Self-Supervised Vision Transformers Learn Visual Concepts in Histopathology (LMRL Workshop, NeurIPS 2021)

Overview

Self-Supervised Vision Transformers Learn Visual Concepts in Histopathology

Self-Supervised Vision Transformers Learn Visual Concepts in Histopathology, LMRL Workshop, NeurIPS 2021. [Workshop] [arXiv]
Richard. J. Chen, Rahul G. Krishnan
@article{chen2022self,
  title={Self-Supervised Vision Transformers Learn Visual Concepts in Histopathology},
  author={Chen, Richard J and Krishnan, Rahul G},
  journal={Learning Meaningful Representations of Life, NeurIPS 2021},
  year={2021}
}
DINO illustration

Summary / Main Findings:

  1. In head-to-head comparison of SimCLR versus DINO, DINO learns more effective pretrained representations for histopathology - likely due to 1) not needing negative samples (histopathology has lots of potential class imbalance), 2) capturing better inductive biases about the part-whole hierarchies of how cells are spatially organized in tissue.
  2. ImageNet features do lag behind SSL methods (in terms of data-efficiency), but are better than you think on patch/slide-level tasks. Transfer learning with ImageNet features (from a truncated ResNet-50 after 3rd residual block) gives very decent performance using the CLAM package.
  3. SSL may help mitigate domain shift from site-specific H&E stainining protocols. With vanilla data augmentations, global structure of morphological subtypes (within each class) are more well-preserved than ImageNet features via 2D UMAP scatter plots.
  4. Self-supervised ViTs are able to localize cell location quite well w/o any supervision. Our results show that ViTs are able to localize visual concepts in histopathology in introspecting the attention heads.

Updates

Stay tuned for more updates :).

  • TBA: Pretrained SimCLR and DINO models on TCGA-Lung (Larger working paper, in submission).
  • TBA: Pretrained SimCLR and DINO models on TCGA-PanCancer (Larger working paper, in submission).
  • TBA: PEP8-compliance (cleaning and organizing code).
  • 03/04/2022: Reproducible and largely-working codebase that I'm satisfied with and have heavily tested.

Pre-Reqs

We use Git LFS to version-control large files in this repository (e.g. - images, embeddings, checkpoints). After installing, to pull these large files, please run:

git lfs pull

Pretrained Models

SIMCLR and DINO models were trained for 100 epochs using their vanilla training recipes in their respective papers. These models were developed on 2,055,742 patches (256 x 256 resolution at 20X magnification) extracted from diagnostic slides in the TCGA-BRCA dataset, and evaluated via K-NN on patch-level datasets in histopathology.

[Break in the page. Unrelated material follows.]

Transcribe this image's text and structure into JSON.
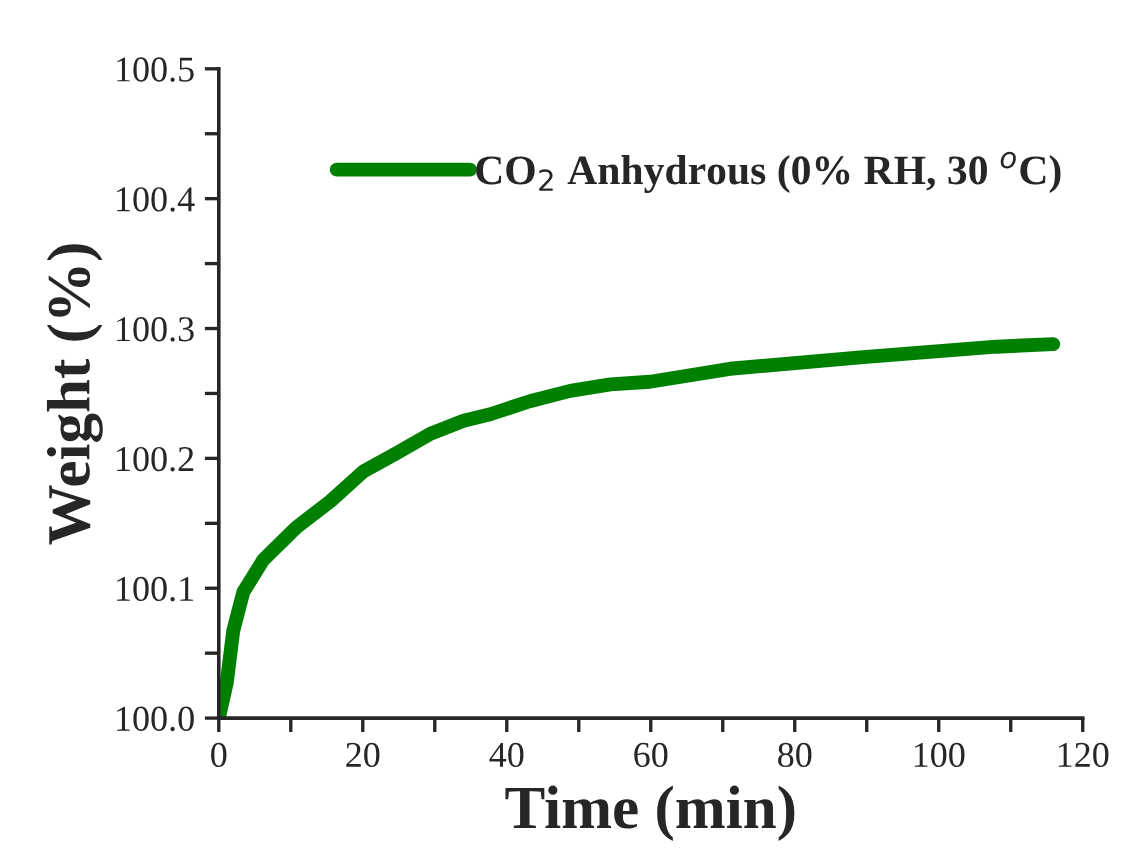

Note: Results should be taken-in w.r.t. to the size of dataset and duraration of training epochs. Ideally, longer training with larger batch sizes would demonstrate larger gains in SSL performance.

Arch SSL Method Dataset Epochs Dim K-NN Download
ResNet-50 Transfer ImageNet N/A 1024 0.935 N/A
ResNet-50 SimCLR TCGA-BRCA 100 2048 0.938 Backbone
ViT-S/16 DINO TCGA-BRCA 100 384 0.941 Backbone

Data Download + Data Preprocessing

For CRC-100K and BreastPathQ, pre-extracted embeddings are already available and processed in ./embeddings_patch_library. See patch_extraction_utils.py on how these patch datasets were processed.

Additional Datasets + Custom Implementation: This codebase is flexible for feature extraction on a variety of different patch datasets. To extend this work, simply modify patch_extraction_utils.py with a custom Dataset Loader for your dataset. As an example, we include BCSS (results not yet updated in this work).

  • BCSS (v1): You can download the BCSS dataset from the official Grand Challenge link. For this dataset, we manually developed the train and test dataset splits and labels using majority-voting. Reproducibility for the raw BCSS dataset may be not exact, but we include the pre-extracted embeddings of this dataset in ./embeddings_patch_library (denoted as version 1).

Evaluation: K-NN Patch-Level Classification on CRC-100K + BreastPathQ

Run the notebook patch_extraction.ipynb, followed by patch_evaluation.ipynb. The evaluation notebook should run "out-of-the-box" with Git LFS.

table2

Evaluation: Slide-Level Classification on TCGA-BRCA (IDC versus ILC)

Install the CLAM Package, followed by using the 10-fold cross-validation splits made available in ./slide_evaluation/10foldcv_subtype/tcga_brca. Tensorboard train + validation logs can visualized via:

tensorboard --logdir ./slide_evaluation/results/
table1

Visualization: Creating UMAPs

Install umap-learn (can be tricky to install if you have incompatible dependencies), followed by using the following code snippet in patch_extraction_utils.py, and is used in patch_extraction.ipynb to create Figure 4.

UMAP

Visualization: Attention Maps

Attention visualizations (reproducing Figure 3) can be performed via walking through the following notebook at attention_visualization_256.ipynb.

Attention Visualization

Issues

  • Please open new threads or report issues directly (for urgent blockers) to [email protected].
  • Immediate response to minor issues may not be available.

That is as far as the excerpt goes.